Step 03 — Cross-Language Byte Identity

Goal

Make Rust, Go, and C++ produce byte-identical dump_plan(plan) ++ dump_result(rows) streams for the same workload, and verify it with SHA-256.

Why

If three implementations of the same spec produce the same bytes on a randomly-seeded workload, they agree on every observable behaviour — plan choice, operator order, row emission order, value encoding. A single divergent byte is the difference between "we have a spec" and "we have three programs that happen to look similar".

What to do

  1. Freeze the wire format in CONCEPTS.md section 9. Plan tags 0x01..0x05, op codes 0x01..0x06, val tags 0x01..0x02, result magic "DSEQR01" (7 bytes, no terminator).

  2. Implement dump_plan / dump_result in each language. Use only little-endian primitives — never platform-native byte order. C++: std::memcpy of to_le_bytes-equivalent expressions; never reinterpret int*. Go: binary.LittleEndian.PutUint32 / PutUint64. Rust: to_le_bytes().

  3. Implement RunWorkload identically:

    • SplitMix64(seed) with the canonical constants 0x9E3779B97F4A7C15, 0xBF58476D1CE4E7B5, 0x94D049BB133111EB.
    • For each row i in 0..rows: draw r1, r2; insert (IntV(i), Text("n" + (r1 % 1000)), IntV(r2 % 100)).
    • After insertion, apply the scenario's indexes (none / col 2 / cols 2+1).
    • For each op: draw r3, r4, r5; derive kind = (r3 >> 60) & 3, col = r4 % 3. Build the query per kind (0/1 → EQ, 2 → range with op = ((r5>>1)&1) ? Lt : Gt, 3 → projection-only).
    • Plan, execute, append dump_plan ++ dump_result to the rolling output.
  4. CLI: qplan workload --seed S --ops N --rows R --scenario X prints sha256_hex of the rolling output with no trailing newline.

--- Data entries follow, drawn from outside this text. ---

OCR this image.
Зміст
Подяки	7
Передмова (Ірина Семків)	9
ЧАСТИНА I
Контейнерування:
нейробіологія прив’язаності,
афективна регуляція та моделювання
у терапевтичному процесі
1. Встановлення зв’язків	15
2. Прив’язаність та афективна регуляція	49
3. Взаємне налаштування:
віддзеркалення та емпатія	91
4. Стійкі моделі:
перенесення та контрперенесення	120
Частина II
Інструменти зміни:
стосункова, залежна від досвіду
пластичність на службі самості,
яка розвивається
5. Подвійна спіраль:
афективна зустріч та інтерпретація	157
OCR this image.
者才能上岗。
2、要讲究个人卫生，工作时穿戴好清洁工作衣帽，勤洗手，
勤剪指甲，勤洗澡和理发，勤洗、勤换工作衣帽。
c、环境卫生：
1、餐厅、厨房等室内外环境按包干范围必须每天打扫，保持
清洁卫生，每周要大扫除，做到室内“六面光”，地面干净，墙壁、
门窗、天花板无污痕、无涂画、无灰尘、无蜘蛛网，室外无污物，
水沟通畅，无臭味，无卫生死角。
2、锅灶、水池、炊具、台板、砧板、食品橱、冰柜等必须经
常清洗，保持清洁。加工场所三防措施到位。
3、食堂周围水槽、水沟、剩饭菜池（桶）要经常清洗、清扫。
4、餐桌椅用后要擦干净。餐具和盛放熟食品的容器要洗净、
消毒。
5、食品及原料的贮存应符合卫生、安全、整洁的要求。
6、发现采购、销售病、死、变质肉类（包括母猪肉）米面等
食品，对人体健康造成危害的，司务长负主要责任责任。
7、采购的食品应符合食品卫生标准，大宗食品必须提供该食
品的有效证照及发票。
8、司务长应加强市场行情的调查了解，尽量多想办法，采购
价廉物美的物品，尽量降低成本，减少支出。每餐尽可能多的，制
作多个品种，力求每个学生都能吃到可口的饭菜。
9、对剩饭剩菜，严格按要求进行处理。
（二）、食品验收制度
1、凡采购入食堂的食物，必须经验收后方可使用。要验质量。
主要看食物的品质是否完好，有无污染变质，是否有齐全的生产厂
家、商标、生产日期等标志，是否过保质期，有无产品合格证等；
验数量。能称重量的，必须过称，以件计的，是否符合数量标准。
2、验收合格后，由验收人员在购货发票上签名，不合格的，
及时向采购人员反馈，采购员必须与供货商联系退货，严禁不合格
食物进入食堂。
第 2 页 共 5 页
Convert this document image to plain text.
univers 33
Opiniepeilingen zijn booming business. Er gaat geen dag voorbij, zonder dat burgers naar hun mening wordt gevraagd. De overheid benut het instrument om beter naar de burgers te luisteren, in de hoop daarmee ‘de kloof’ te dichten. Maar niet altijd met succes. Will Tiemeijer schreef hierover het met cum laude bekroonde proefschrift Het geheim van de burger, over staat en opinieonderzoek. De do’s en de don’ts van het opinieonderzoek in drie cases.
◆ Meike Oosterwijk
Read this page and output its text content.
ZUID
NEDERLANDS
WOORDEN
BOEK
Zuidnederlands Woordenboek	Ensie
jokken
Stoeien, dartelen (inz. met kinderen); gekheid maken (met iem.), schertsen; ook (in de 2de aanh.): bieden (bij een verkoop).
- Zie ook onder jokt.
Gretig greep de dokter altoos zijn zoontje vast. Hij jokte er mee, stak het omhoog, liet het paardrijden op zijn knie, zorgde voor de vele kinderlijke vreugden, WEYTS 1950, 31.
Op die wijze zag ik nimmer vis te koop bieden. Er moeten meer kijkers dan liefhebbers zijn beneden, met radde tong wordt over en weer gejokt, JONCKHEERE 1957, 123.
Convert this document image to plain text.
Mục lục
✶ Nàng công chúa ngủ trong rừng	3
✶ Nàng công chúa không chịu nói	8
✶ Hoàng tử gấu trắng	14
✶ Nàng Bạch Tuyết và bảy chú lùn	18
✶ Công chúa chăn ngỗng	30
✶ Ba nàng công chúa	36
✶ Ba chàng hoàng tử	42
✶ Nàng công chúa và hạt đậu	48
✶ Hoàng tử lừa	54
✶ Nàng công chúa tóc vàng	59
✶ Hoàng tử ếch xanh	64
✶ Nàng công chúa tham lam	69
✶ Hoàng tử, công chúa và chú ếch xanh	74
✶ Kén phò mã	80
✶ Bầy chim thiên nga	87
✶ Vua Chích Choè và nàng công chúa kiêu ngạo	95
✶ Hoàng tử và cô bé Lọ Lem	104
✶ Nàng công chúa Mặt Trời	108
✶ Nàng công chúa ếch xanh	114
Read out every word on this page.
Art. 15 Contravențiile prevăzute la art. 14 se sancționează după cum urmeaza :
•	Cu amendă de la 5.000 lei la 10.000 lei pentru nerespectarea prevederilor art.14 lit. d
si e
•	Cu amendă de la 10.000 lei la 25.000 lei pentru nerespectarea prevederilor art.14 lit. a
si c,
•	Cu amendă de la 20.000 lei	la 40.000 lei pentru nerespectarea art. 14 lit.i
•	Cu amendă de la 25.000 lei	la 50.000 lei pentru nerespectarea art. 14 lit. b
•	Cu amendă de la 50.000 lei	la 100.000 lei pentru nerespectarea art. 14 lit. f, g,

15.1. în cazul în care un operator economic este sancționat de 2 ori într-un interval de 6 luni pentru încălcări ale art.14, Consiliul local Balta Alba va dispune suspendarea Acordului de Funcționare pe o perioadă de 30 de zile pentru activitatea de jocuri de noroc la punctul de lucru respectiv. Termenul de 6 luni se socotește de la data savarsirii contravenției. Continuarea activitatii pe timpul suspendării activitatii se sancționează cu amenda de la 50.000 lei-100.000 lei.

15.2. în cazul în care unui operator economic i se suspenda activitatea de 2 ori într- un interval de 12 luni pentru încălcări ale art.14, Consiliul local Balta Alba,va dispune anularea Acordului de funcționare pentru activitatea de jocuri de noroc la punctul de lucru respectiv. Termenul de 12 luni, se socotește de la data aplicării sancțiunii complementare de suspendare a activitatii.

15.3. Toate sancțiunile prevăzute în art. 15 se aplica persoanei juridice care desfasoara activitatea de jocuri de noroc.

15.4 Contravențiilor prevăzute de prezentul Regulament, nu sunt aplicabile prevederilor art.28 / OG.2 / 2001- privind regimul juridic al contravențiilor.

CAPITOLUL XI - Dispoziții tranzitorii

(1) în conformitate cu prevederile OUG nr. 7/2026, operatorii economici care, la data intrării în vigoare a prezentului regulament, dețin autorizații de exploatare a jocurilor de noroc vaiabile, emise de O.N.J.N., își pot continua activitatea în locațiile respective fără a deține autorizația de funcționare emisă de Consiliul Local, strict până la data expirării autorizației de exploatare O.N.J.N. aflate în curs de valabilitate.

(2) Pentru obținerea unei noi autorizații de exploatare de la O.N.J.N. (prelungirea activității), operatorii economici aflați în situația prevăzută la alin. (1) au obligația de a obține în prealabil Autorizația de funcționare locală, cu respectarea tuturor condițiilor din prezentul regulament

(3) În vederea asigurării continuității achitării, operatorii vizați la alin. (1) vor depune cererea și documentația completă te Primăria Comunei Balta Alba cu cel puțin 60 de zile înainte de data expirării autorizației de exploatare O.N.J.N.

  5. Compare: scripts/cross_test.sh runs both scenarios across all three binaries and asserts the three hashes match each other and the frozen golden hashes.

Acceptance

  • scripts/verify.sh ends with === OK === (unit tests pass in all three languages).
  • scripts/cross_test.sh ends with === ALL OK === (cross-language bytes match; golden hashes match).
  • Anchor tests (test 11 in Go and C++) verify scenario A's SHA-256 at unit-test time, so drift is caught even without running cross_test.sh.

Common pitfalls

  • Trailing newline from println! / fmt.Println / std::cout << std::endl will change the binary's stdout. Use write_all / Write / fwrite and flush.
  • Magic length. Writing "DSEQR01\0" (8 bytes) instead of 7 makes every op-boundary off by one. The byte-walkthrough in docs/observation.md is the canonical reference if in doubt.
  • Map iteration order in Go. Use sorted slices for any structure whose iteration order ends up in the wire bytes.
  • #[repr(u8)] missing on Rust enums. Without it, op as u8 may not equal the constants 1..6.
  • bool packing. Some C++ standard-library std::vector<bool> paths are surprising; never put a bool in the wire format — promote to std::uint8_t.
  • SHA-256 final byte ordering. The output is big-endian per word; hex-encoding mistakes swap nibbles. The empty-string known answer (e3b0c442...) catches this immediately.